« Ne les laissez pas penser que vous allez les guérir »1. « Il y a beaucoup à gagner si l’on parvient à transformer votre misère hystérique en malheur banal » 2. Tel patient me rappelle une fois de plus qu’il va mal mais éprouve le besoin aujourd’hui de rajouter qu’il ne faut pas que je m’inquiète : « ça va tout de même bien comme ça ». Il poursuit très vite prévenant mes velléités d’interventions réparatrices qui trahiraient mon inquiétude et m’empêcheraient de totalement l’écouter, qu’ «
il ne veut peut-être pas guérir ou du moins qu’il en a très peur » et qu’il trouve que «
ça n’est pas très gentil pour moi qui le soigne » et même pour tout dire, puisqu’il faut tout dire, que «
ça l’attriste ». Italo Svevo nous avait bel et bien averti : «
J’étais sain ou du moins j’aimais tellement ma maladie (si maladie il y a) que j’employais tout mon esprit d’autodéfense à la préserver »

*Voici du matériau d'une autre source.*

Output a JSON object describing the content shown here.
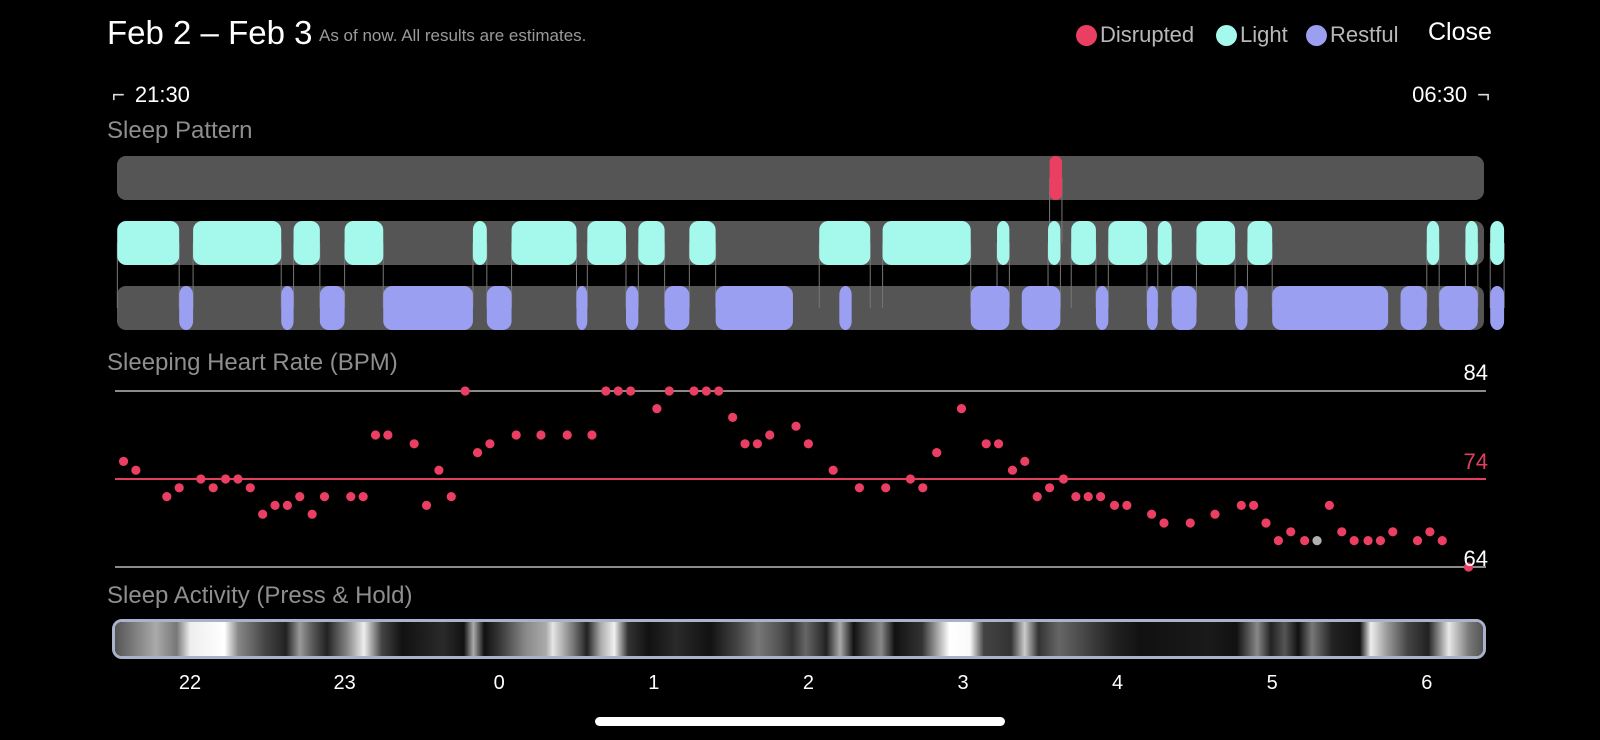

3. Telle patiente tombe malade (une maladie somatique) et me fait part mi étonnée mi agacée de la levée magique de sa dépression qui l’invalidait depuis de nombreuses années et sur laquelle nous « travaillions ». Pierre Marty
4 nous avait bel et bien enseigné que «
la maladie peut devenir un “objet” mental pour le malade et contribuer à sa réorganisation, remplaçant plus ou moins, en quelque sorte, l’objet perdu qui était la source de la désorganisation première ». Tel enfant dont l’énurésie a cédé mécaniquement sous un traitement médicamenteux, sombre (ou se retrouve) dans une dépression profonde. Winnicott nous avait bien enseigné que la sédation d’un symptôme défensif sans travail en profondeur sur son origine pouvait révéler d’autres symptômes plus graves sous-tendus par un équilibre précaire de la personnalité en risque…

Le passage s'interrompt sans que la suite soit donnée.